How LifeArc used Xoralia’s policy management software to achieve rapid ISO 27001 certification
Xoralia launches within three days to secure ISO 27001 certification with easy policy access and high employee attestation rates
LifeArc is a self-funding, not-for-profit UK medical research charity, and they specialise in early-stage translation – advancing lab-based scientific discoveries to a point at which they can be developed into the next generation of diagnostics, treatments and cures.
LifeArc operates in a strictly regulated sector where compliance and information security are critical. It is essential that LifeArc’s workforce have easy and effortless access to the latest up-to-date policies and procedures.

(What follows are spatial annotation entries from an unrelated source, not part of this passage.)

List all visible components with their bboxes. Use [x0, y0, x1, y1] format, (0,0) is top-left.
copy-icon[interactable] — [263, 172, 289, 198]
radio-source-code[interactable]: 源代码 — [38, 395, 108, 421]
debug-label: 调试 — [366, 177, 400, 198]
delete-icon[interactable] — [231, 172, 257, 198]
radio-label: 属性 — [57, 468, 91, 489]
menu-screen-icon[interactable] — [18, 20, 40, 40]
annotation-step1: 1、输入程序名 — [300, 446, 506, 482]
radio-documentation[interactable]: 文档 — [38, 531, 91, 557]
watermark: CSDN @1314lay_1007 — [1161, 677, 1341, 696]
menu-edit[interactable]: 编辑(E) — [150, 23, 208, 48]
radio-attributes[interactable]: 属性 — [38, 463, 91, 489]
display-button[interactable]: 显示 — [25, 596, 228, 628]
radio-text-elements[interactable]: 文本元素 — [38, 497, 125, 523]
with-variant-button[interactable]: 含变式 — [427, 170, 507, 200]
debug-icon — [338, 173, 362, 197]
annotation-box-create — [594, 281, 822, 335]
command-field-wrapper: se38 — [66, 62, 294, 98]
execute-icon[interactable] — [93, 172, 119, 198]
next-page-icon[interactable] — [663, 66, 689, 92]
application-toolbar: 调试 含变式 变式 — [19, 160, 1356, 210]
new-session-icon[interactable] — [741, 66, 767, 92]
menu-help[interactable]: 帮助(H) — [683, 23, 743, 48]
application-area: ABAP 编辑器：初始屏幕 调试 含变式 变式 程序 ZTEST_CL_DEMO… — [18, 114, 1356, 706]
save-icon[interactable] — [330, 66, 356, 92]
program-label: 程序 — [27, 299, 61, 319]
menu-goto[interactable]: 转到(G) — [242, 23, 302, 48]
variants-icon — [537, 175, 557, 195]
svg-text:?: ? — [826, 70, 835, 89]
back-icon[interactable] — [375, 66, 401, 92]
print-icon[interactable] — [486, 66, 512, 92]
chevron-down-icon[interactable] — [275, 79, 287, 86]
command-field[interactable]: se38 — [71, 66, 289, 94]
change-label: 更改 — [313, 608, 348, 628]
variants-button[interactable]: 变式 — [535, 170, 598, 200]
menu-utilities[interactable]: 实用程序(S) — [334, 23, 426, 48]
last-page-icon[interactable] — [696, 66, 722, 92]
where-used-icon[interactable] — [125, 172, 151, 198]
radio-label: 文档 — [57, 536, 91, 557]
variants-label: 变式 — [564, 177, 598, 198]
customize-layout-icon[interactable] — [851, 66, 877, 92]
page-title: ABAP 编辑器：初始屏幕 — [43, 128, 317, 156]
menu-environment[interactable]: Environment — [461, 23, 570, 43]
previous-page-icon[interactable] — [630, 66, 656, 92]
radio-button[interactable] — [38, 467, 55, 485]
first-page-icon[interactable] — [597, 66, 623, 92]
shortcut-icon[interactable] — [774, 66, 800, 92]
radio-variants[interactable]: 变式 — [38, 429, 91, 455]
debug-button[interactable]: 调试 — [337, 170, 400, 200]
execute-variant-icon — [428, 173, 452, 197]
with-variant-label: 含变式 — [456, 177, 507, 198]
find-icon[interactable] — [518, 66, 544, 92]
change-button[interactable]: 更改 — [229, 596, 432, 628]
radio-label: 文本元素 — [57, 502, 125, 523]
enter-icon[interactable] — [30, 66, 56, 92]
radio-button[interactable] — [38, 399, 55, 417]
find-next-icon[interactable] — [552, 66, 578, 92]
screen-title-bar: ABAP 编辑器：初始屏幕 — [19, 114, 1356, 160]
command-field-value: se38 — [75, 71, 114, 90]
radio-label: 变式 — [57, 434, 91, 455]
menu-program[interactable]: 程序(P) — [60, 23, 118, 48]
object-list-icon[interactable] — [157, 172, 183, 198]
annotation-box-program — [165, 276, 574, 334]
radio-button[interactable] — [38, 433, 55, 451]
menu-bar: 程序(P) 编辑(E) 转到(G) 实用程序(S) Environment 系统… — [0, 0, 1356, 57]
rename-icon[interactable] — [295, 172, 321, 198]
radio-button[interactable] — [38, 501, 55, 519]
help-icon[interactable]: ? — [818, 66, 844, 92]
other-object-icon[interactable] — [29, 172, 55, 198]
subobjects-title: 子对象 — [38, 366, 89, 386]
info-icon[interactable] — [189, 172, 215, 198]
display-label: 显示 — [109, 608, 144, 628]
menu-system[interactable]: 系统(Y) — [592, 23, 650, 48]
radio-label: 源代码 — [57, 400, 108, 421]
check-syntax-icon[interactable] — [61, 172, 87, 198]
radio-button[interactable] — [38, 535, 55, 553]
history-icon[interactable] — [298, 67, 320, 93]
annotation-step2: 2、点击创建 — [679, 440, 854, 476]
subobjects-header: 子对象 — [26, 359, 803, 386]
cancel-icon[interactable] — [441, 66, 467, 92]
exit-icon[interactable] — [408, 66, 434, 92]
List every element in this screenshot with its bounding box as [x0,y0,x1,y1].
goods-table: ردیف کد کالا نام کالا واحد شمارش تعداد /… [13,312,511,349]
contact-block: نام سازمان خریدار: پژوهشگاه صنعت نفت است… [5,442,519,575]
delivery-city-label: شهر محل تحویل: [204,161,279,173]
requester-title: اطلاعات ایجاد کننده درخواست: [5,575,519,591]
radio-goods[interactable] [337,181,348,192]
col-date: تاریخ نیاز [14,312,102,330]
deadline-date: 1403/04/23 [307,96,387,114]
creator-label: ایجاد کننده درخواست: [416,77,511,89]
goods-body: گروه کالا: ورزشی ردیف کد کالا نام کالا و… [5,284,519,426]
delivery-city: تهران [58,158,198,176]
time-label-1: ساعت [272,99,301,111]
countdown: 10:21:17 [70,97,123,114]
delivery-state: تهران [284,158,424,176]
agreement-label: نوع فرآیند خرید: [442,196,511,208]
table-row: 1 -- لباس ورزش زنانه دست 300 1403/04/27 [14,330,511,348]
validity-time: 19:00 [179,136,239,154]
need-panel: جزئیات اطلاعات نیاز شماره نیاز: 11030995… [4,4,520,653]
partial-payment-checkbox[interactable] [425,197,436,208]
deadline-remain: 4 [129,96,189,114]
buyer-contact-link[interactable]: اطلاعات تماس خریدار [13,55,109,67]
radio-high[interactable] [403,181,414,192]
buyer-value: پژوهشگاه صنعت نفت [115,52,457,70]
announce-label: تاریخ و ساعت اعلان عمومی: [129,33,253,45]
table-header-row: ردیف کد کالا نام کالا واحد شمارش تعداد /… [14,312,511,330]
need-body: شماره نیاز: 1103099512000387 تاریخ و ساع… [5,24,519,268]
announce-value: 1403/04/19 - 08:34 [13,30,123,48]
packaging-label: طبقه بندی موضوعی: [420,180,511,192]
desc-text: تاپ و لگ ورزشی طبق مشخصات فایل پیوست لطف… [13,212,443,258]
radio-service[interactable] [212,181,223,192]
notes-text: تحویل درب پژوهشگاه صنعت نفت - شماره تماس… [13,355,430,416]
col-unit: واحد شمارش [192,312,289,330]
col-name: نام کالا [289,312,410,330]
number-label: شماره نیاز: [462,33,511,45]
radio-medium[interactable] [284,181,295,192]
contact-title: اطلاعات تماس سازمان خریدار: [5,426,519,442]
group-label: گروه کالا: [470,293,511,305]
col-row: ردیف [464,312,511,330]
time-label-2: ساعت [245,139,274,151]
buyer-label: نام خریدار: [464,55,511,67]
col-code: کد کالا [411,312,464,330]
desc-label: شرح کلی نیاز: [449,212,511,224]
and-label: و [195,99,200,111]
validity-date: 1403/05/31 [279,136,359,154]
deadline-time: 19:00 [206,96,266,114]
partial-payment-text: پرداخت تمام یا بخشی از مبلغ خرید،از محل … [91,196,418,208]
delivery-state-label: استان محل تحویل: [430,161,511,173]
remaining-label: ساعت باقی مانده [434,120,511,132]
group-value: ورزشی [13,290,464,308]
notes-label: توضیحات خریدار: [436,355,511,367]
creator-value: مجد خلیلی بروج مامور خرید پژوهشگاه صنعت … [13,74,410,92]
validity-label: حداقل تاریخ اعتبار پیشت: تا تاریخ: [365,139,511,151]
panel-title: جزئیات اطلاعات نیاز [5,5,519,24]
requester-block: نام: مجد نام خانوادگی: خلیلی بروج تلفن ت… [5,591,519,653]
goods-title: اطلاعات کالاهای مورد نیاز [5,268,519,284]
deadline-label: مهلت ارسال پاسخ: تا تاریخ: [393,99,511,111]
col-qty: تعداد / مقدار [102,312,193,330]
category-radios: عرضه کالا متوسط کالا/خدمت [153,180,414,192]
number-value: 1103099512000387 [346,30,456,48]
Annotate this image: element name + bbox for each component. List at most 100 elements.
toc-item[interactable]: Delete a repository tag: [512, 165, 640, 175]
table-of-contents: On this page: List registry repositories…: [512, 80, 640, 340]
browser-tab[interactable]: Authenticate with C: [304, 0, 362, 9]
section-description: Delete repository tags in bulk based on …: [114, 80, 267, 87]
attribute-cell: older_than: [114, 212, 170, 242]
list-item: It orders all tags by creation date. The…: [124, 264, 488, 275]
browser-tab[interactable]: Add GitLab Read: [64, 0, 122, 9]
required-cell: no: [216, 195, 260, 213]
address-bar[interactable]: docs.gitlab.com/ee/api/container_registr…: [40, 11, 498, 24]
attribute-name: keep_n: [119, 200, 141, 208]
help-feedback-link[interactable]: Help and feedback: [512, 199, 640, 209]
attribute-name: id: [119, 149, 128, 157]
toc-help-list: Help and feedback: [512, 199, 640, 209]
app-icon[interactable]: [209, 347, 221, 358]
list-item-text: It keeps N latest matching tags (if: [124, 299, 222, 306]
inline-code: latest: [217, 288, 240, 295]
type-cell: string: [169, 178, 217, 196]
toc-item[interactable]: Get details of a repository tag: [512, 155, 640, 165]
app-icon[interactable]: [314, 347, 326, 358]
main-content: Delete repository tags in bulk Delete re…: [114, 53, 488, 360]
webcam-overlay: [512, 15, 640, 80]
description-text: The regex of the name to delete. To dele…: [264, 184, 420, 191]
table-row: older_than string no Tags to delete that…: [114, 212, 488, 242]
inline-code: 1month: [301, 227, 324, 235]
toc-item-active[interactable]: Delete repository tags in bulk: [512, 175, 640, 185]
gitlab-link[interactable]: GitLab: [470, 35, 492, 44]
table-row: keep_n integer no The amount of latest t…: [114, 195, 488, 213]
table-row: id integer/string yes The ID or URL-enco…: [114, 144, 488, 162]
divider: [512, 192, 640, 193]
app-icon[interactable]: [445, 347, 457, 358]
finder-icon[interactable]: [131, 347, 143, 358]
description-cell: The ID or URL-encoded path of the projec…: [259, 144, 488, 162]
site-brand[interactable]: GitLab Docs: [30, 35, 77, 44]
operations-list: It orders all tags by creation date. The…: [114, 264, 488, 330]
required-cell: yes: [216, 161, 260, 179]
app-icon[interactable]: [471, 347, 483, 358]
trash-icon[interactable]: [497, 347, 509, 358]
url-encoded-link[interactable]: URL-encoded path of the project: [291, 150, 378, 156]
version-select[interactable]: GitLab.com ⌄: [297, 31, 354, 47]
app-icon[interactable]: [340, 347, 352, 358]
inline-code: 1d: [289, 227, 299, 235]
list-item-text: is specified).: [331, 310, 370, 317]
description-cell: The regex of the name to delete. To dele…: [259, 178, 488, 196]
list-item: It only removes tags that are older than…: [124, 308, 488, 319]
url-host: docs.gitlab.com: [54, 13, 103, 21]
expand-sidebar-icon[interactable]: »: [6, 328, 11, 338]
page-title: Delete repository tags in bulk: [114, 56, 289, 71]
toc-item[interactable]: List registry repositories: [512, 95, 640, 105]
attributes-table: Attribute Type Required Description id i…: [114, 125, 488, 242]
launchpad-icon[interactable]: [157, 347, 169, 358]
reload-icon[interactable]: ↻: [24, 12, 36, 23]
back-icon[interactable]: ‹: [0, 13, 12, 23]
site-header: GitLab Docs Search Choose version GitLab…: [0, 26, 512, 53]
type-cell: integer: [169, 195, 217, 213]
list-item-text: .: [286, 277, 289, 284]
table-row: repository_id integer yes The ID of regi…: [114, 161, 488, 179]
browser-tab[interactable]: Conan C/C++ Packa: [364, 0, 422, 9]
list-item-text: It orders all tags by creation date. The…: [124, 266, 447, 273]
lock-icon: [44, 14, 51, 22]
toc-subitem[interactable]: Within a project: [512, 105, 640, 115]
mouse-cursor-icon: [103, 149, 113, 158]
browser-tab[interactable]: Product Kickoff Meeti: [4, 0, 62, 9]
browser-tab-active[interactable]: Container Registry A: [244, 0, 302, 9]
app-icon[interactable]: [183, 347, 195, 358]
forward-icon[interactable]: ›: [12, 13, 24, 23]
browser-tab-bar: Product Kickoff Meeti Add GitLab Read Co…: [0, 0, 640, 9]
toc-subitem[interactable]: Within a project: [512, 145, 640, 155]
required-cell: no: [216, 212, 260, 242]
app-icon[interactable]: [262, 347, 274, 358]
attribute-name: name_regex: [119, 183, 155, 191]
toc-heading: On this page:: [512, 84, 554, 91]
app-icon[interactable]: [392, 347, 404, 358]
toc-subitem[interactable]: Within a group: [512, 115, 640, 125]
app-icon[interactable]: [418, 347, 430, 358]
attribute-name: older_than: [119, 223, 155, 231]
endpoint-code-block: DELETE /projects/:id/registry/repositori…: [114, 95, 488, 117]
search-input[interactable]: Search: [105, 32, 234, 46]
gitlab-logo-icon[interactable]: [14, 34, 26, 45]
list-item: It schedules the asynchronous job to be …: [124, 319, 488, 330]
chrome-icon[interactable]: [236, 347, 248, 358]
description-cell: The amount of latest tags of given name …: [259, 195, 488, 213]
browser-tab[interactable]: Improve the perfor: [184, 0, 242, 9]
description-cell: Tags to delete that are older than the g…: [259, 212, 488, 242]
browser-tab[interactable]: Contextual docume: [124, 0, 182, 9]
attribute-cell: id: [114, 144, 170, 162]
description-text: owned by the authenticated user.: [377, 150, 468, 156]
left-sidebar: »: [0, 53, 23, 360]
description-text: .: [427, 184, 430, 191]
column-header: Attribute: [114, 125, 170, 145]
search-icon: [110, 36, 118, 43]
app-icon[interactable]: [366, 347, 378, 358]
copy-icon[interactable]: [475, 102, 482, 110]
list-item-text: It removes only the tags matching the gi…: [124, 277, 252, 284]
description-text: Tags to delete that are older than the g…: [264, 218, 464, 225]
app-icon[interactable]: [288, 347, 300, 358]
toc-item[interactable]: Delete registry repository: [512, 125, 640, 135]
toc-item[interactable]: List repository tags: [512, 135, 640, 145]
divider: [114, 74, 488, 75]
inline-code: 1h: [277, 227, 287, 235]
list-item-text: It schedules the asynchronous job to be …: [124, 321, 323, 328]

Supporting LifeArc’s ISO 27001 certification audit
Providing access to policies and establishing related employee attestation processes was considered to be an important factor in LifeArc gaining ISO 27001 certification, confirming that robust information security management processes and practices are in place.
LifeArc had an upcoming ISO 27001 audit and wanted to urgently improve the access employees have to information security policies and procedures.
Policies were currently being stored across LifeArc’s SharePoint tenant but weren’t always easy to find, with multiple versions of the same policy circulating. Employees found they were wasting time and wanted to be confident that any policy they found was up to date.
Meeting an ambitious three-day deadline
With only days to go to the audit, LifeArc approached Content Formula for guidance on how they could best reorganise their policies and procedures documentation and provide easier access for employees, for example using labelling and relevant document tags to improve findability.
After holding a workshop to understand their needs, we recommended that LifeArc immediately implement Content Formula’s Xoralia policy management solution.
As Xoralia can be installed rapidly and would integrate seamlessly into LifeArc’s existing SharePoint environment and Microsoft 365 digital workplace, we aimed for an ambitious three-day go-live date, meeting the deadline for the approaching information security audit.
Launching Xoralia’s policy management solution in record speed
Working in a close partnership with LifeArc, we worked to get Xoralia live within 72 hours. The project team gathered the latest version of policies and procedural documents from policy owners so these could be easily accessed through Xoralia’s central policy library.
We worked with LifeArc to configure Xoralia with custom labels and tags so that policies can easily be found by employees, either through search or by browsing meaningful categories.
The strong partnership between Content Formula and LifeArc enabled a successful launch to all 500 employees within the deadline.
An easily accessible central policy library that employees trust
Today Xoralia provides easy access to nearly thirty key policies, processes and guidelines relating to information security, risk management, physical security and related topics.
LifeArc, with the help of Xoralia, has successfully achieved their desired ISO 27001 accreditation, providing confidence to regulators and external partners that information security is robustly managed to the highest standards.
Achieving high rates of employee attestation
Employees and consultants working with LifeArc leverage Xoralia’s employee attestation features to confirm that they have read and understood information security policies.
Using Xoralia’s in-built reporting features, teams monitoring compliance can easily trigger further notifications to raise attestation rates; this is already having some success as the charity is now working towards increasing the high 87.5% attestation rate that has already been achieved.
Extending the success of Xoralia
The team are impressed with the impact Xoralia has had. Not only has it helped the charity to achieve ISO 27001 accreditation but also eliminated issues around version control and made it easier for policy owners to keep their documents up to date, with related notifications and clarity over ownership.
It has also saved employees time and increased confidence that the policies accessed are the very latest.
Given this success, the team are now planning to extend the use of Xoralia to focus on their documentation relating to laboratory operations, another area where policies, procedures and guidelines are key.